🤖 AI Summary
Current evaluations of bias in large language models often reduce bias to a single scalar metric, overlooking how variations in prompt formatting influence bias manifestations and failing to account for inconsistencies between stance in response selection versus elaboration. This work proposes BiAxisAudit, a framework that systematically assesses bias along two orthogonal dimensions: across prompts—via factorized designs manipulating task format, perspective, role, and sentiment—and within responses—by applying Split Coding to disentangle selection and elaboration signals. Experiments on 641,600 human-annotated responses across eight models reveal that task format contributes to bias variance on par with model differences; 63.6% of biased instances manifest in only one response layer; and certain prompt configurations simultaneously reduce both Bias Exposure Rate (BER) and Inconsistency Rate (IR), effectively uncovering “cancellation traps” and spurious bias mitigation effects.
📝 Abstract
Bias audits of large language models now operate within governance frameworks such as the EU AI Act, making benchmark reliability a security concern in its own right. Many current benchmarks, however, collapse bias into a single scalar from one prompt format and one surface label. This design misses two failure modes that can be exploited without changing model weights. Across prompts, meaning-preserving format changes shift bias endorsement by more than $0.7$ on a fixed statement pool. Within a response, the discrete Selection and free-text Elaboration can take opposing stances, so an apparently clean aggregate may hide substantial internal inconsistency (a ``cancellation trap'').

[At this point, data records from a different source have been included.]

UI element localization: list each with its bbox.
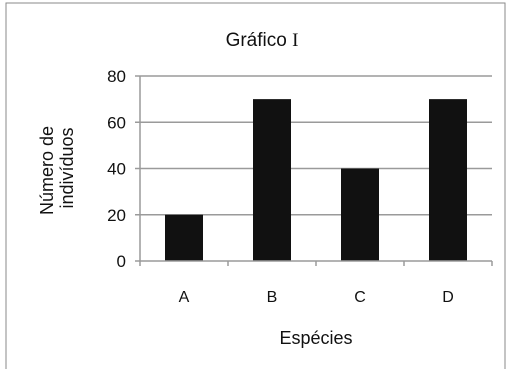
y-tick-labels: 0 20 40 60 80 (107, 67, 126, 271)
y-tick-label: 0 (117, 252, 126, 271)
bar (429, 99, 467, 261)
bars (165, 99, 467, 261)
y-axis-title-line-2: indivíduos (57, 127, 77, 208)
x-axis-title: Espécies (279, 328, 352, 348)
chart-title: Gráfico I (226, 30, 299, 51)
y-tick-label: 60 (107, 113, 126, 132)
chart-title-text: Gráfico (226, 30, 293, 51)
bar (253, 99, 291, 261)
x-tick-label: D (442, 289, 454, 306)
y-axis-title-line-1: Número de (37, 126, 57, 215)
y-tick-label: 80 (107, 67, 126, 86)
y-axis-title: Número de indivíduos (37, 121, 77, 215)
bar (341, 168, 379, 261)
bar (165, 214, 203, 261)
x-tick-label: B (267, 289, 278, 306)
y-tick-label: 20 (107, 206, 126, 225)
x-tick-label: A (179, 289, 190, 306)
chart-frame (5, 2, 506, 369)
x-tick-label: C (354, 289, 366, 306)
chart-title-numeral: I (292, 30, 298, 51)
axes (135, 75, 493, 266)
x-tick-labels: A B C D (179, 289, 454, 306)
y-tick-label: 40 (107, 160, 126, 179)
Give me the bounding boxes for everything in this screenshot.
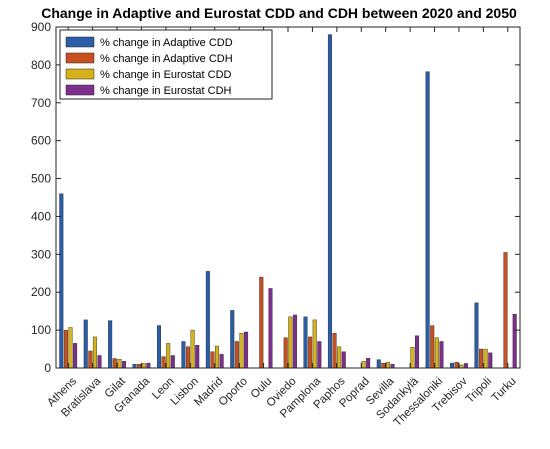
bar-4-14 (390, 364, 395, 369)
bar-1-14 (376, 359, 381, 369)
bar-2-5 (161, 356, 166, 369)
bar-4-10 (292, 314, 297, 369)
bars-layer (59, 34, 517, 369)
bar-2-6 (186, 346, 191, 369)
bar-2-16 (430, 325, 435, 369)
bar-3-4 (141, 363, 146, 369)
y-tick-label-1: 100 (31, 323, 51, 337)
bar-2-1 (63, 329, 68, 369)
bar-1-18 (474, 302, 479, 369)
y-tick-label-5: 500 (31, 172, 51, 186)
legend-box (59, 29, 273, 100)
bar-2-3 (112, 358, 117, 369)
bar-3-14 (385, 362, 390, 369)
bar-2-19 (503, 252, 508, 369)
bar-1-6 (181, 341, 186, 369)
bar-4-4 (146, 362, 151, 369)
bar-3-8 (239, 332, 244, 369)
legend-swatch-1 (65, 36, 95, 48)
bar-4-15 (415, 335, 420, 369)
bar-4-3 (121, 360, 126, 369)
bar-4-19 (512, 314, 517, 369)
bar-1-3 (108, 320, 113, 369)
y-tick-label-9: 900 (31, 20, 51, 34)
legend-label-2: % change in Adaptive CDH (100, 53, 233, 65)
bar-2-14 (381, 362, 386, 369)
bar-3-13 (361, 360, 366, 369)
bar-3-18 (483, 348, 488, 369)
x-tick-label-18: Tripoli (464, 375, 494, 405)
bar-1-5 (156, 325, 161, 369)
bar-3-6 (190, 329, 195, 369)
bar-2-18 (479, 348, 484, 369)
bar-4-6 (195, 345, 200, 369)
bar-4-16 (439, 341, 444, 369)
bar-3-15 (410, 346, 415, 369)
bar-2-7 (210, 351, 215, 369)
legend-swatch-3 (65, 68, 95, 80)
bar-4-2 (97, 355, 102, 369)
bar-3-3 (117, 359, 122, 369)
y-tick-label-3: 300 (31, 247, 51, 261)
bar-1-11 (303, 316, 308, 369)
bar-2-4 (137, 364, 142, 369)
bar-1-8 (230, 310, 235, 369)
x-tick-label-19: Turku (490, 375, 519, 404)
bar-3-16 (434, 337, 439, 369)
bar-2-17 (454, 362, 459, 369)
legend-label-4: % change in Eurostat CDH (100, 85, 232, 97)
legend-label-3: % change in Eurostat CDD (100, 69, 232, 81)
bar-4-9 (268, 288, 273, 369)
y-tick-label-0: 0 (44, 361, 51, 375)
bar-2-2 (88, 350, 93, 369)
bar-4-17 (463, 363, 468, 369)
bar-3-1 (68, 327, 73, 369)
bar-1-7 (205, 271, 210, 369)
bar-4-7 (219, 354, 224, 369)
bar-4-1 (73, 343, 78, 369)
bar-2-8 (234, 341, 239, 369)
bar-3-11 (312, 319, 317, 369)
bar-3-5 (166, 343, 171, 369)
bar-4-8 (244, 331, 249, 369)
y-tick-label-6: 600 (31, 134, 51, 148)
bar-1-17 (450, 362, 455, 369)
bar-2-9 (259, 276, 264, 369)
bar-3-12 (337, 346, 342, 369)
bar-2-10 (283, 337, 288, 369)
legend-label-1: % change in Adaptive CDD (100, 37, 233, 49)
bar-2-11 (308, 336, 313, 369)
bar-4-5 (170, 355, 175, 369)
bar-1-4 (132, 364, 137, 369)
y-tick-label-2: 200 (31, 285, 51, 299)
bar-3-7 (215, 345, 220, 369)
legend-swatch-4 (65, 84, 95, 96)
bar-1-1 (59, 193, 64, 369)
y-tick-label-4: 400 (31, 209, 51, 223)
bar-3-2 (92, 336, 97, 369)
bar-1-16 (425, 71, 430, 369)
y-tick-label-8: 800 (31, 58, 51, 72)
bar-1-2 (83, 319, 88, 369)
chart-title: Change in Adaptive and Eurostat CDD and … (41, 5, 517, 21)
legend: % change in Adaptive CDD % change in Adap… (59, 29, 273, 100)
bar-2-12 (332, 332, 337, 369)
y-tick-label-7: 700 (31, 96, 51, 110)
bar-4-18 (488, 352, 493, 369)
y-axis: 0 100 200 300 400 500 600 700 800 900 (31, 20, 520, 375)
bar-3-10 (288, 316, 293, 369)
legend-swatch-2 (65, 52, 95, 64)
bar-1-12 (327, 34, 332, 369)
bar-4-12 (341, 351, 346, 369)
bar-4-13 (366, 357, 371, 369)
bar-4-11 (317, 341, 322, 369)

Selection-only and elaboration-only rankings are therefore nearly uncorrelated across eight LLMs (Spearman $ρ= 0.238$, $p = 0.570$): LLaMA3-70B ranks in the middle under selection-only scoring but highest under elaboration-only scoring on the same responses. We introduce \textsc{BiAxisAudit}, a protocol that reports each bias score together with a reliability estimate on two orthogonal axes. The across-prompt axis evaluates each statement under a factorial grid of task format, perspective, role, and sentiment, treating bias as a distribution rather than a point estimate. The within-response axis uses Split Coding to recover Selection and Elaboration as separate signals, measured by the Inconsistency Rate and Divergence Net Imbalance. Across eight LLMs with $80{,}200$ coded responses each, task format alone explains as much variance as model choice; $63.6\%$ of pooled bias signals (up to $85.2\%$ per model) appear in only one coding layer, and prompt-dimension interactions exceed main effects. The instrument also separates real bias reductions from apparent reductions caused by cross-layer redistribution: some prompt configurations reduce both BER and IR, whereas others suppress only selection-layer bias.